Внутренности бросим на помост, где начнем их формовать и деформировать. Одновременно пригласим всех присутствующих, чтобы поднимались к нам, подключались и тем самым стали частью нашей творческой попытки вскрыть сущность внутреннего «я».
* * *Тем же вечером комиссар Циммерман обсуждал со своим приятелем и коллегой Кребсом визит в «Зеро»:
Циммерман: Я следил за Манфредом с полчаса. Был неподалеку от него, но он не заметил. Никто не знал обо мне, кроме Рикки, вычислившего во мне полицейского. Он был весьма услужлив, только утверждал, что не знает о компании Неннера ничего существенного. Ничего, я все равно представляю, что он затевает.

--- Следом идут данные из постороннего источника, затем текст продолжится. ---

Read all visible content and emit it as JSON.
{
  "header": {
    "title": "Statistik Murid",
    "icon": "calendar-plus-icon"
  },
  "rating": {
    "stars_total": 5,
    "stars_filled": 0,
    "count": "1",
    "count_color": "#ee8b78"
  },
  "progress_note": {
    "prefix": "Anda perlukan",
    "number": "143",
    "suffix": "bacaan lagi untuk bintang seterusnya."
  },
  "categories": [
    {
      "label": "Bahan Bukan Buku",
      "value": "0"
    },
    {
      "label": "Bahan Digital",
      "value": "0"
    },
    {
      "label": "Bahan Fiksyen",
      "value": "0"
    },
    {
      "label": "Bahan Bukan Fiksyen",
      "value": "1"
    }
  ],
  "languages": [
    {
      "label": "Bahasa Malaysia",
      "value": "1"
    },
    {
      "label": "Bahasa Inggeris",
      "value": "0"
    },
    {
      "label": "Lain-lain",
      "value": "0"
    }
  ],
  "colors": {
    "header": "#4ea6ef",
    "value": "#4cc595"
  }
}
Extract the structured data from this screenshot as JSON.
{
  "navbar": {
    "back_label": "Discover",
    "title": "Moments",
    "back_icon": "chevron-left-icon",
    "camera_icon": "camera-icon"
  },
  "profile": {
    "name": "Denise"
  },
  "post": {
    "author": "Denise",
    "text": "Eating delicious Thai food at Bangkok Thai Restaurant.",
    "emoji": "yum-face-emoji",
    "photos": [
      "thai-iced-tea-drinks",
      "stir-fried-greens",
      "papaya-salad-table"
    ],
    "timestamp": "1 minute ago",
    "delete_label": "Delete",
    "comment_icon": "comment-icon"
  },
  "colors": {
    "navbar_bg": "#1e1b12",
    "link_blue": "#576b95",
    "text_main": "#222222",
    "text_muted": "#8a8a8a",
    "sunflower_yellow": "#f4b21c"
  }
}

Кребс: Последнее время мы совместно с отделом по борьбе с наркотиками кое-что предприняли. И пару раз я наткнулся на твоего сына. Правда, против него никогда не было улик. Мы проверили — он не наркоман и не имеет с ними ничего общего. Я скорее боюсь другого. Манфред слишком часто появляется в заведениях, где встречаются гомосексуалисты. Само по себе это еще ничего не значит и, разумеется, ненаказуемо. Я сам весьма сдержанно отношусь к этим людям. Ведь они же отличаются от нас только специфическим понятием любви. Только я подумал, что как отцу тебе бы нужно знать…
Циммерман (после долгой паузы.): Мог бы ты мне составить список приятелей Манфреда, самых близких? И поскорее!
* * *Редактор Вернер сообщил о своем шеф-редакторе Петере Вардайнере:
— Это весьма самоуверенный, но одновременно весьма способный и проницательный журналист. К нам он относился всегда сердечно и держал себя как с равными. Когда он в хорошем настроении начинал подшучивать над слабостями и чудачествами людей, с ним было весело и забавно. Для него не было ничего святого: он подшучивал и над невысказанными признаниями в любви, и над проблемами известных органов тела, издевался над тем, как быстро у нас забывают людские трагедии, и над болезненной дой денег, овладевающей многими, иронизировал над лживостью так называемых священных принципов жизни общества и брал на мушку типов, погрязших в коррупции ради денег и положения. У Вардайнера всегда было сердце бойца. И было ясно, что общество, с которым он вечно борется, однажды разберется с ним. Когда-то он должен был пасть. Но мы-то думали — как герой. А оказалось — как затравленный зверь.
* * *Тот же редактор Вернер рассказал о Бургхаузене, совладельце и издателе «Мюнхенских вечерних вестей»:
— Бургхаузен напоминает сельского аристократа своими старомодными, но привлекательными светскими манерами. Но это была только иллюзия. На самом деле он был холоден и расчетлив, а если речь шла о деньгах и положении в обществе — беспощаден.
Если он считал, что кто-то в фирме работает не с полной отдачей, тут же выбрасывал человека на улицу. На его совести есть даже попытка самоубийства нашего бывшего сотрудника.
Еще со времен войны у него весьма прочные связи с Федеральным ведомством по охране конституции, с американским ЦРУ и с некоторыми людьми из французских ультраправых офицерских организаций. Один из них, некий мсье Лапин, регулярно наведывается к Бургхаузену. И выполняет для него всю грязную работу.
* * *— Господи, что с тобой? — взволнованно воскликнула Сабина, разглядев в прихожей мать. — Что случилось?
— Небольшая авария, — успокоил ее доктор Вильд. — Пару дней, и твоя мамочка будет как новенькая!
Сабина, полная нежного детского сочувствия, провела мать в квартиру, сверкавшую чистотой и порядком. Потом обернулась к Кребсу, который вошел следом.
— А почему здесь вы?
— Чтобы проводить твою маму, — вежливо ответил комиссар. — И чтобы познакомиться с тобой.
— Вы у нас останетесь? — спросила Сабина.